A Synergistic Strategy for Treating Metastatic Tumors and Neurodegenerative Disorders via Multifunctional Polypeptide-based Conjugates

The design of new polypeptide-based drug delivery carriers represents an opportunity for diseases with unmet clinical needs, such as neurodegenerative disorders, by improving pharmacokinetic and pharmacodynamic properties and providing better quality of life for the patient. Taurine (2-aminoethanesulfonic acid) - the most abundant free amino acid in the human body - plays a leading role in the nervous system and regulates mechanisms such as neuroinflammation and antitumorigenic effects. We designed polypeptide-based carriers using a three-arm star-shaped polyglutamate (st-PGA) and functionalized it with a taurine moiety. We obtained and characterized a family of taurine derivatives, performing subsequent crosslinking reactions through biodegradable and nonbiodegradable strategies to generate final nanosystems with various sizes, conformation, and final structures. After their physicochemical characterization, ex vivo studies verified their effectiveness. The nanoparticles comprise two star-shaped polyglutamate-drug conjugates modified by different crosslinking precursors and crosslinked using flow chemistry at different ratios.

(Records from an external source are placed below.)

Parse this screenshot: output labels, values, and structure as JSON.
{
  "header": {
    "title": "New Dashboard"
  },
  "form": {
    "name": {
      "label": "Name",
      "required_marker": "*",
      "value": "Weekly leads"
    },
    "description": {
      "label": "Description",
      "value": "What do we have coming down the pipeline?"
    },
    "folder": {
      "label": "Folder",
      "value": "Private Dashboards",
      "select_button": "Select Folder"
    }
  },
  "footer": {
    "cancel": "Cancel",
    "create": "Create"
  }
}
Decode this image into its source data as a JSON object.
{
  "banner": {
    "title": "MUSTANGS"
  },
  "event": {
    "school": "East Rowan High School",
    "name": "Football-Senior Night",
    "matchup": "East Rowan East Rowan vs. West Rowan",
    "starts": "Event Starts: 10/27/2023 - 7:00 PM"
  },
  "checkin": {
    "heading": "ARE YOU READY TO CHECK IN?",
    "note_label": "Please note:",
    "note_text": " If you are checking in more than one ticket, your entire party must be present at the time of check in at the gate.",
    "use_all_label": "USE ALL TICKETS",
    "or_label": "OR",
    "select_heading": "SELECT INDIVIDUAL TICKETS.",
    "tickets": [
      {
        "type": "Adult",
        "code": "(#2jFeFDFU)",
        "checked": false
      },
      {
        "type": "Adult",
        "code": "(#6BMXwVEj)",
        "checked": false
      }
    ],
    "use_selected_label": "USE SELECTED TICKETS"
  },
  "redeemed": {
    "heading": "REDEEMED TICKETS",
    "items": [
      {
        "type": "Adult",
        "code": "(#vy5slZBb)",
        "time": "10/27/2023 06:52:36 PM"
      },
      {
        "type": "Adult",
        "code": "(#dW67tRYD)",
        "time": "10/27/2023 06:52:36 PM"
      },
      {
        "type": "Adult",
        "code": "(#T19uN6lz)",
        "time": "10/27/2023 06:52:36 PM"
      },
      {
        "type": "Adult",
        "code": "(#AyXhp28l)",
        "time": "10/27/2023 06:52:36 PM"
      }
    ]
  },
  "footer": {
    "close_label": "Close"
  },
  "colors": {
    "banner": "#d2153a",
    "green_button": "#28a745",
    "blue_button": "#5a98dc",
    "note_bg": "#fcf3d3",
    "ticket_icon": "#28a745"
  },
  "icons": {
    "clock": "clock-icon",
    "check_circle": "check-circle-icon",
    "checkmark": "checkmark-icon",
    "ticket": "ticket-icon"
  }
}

Preliminary results from asymmetric flow field flow fractionation (AF4) coupled with multi-angle light scattering (MALS) and UV detectors revealed that nanoparticle size decreases using different reactors on microfluidics. Here, we propose using small-angle X-ray scattering (SAXS) to study these materials to determine their size and conformation in solution and unravel their aggregation process. Of particular interest, we aim to combine results from dynamic light scattering (DLS) and AF4 experiments with SAXS profiles to study the viscoelastic properties of polymer with relatively small amounts of sample.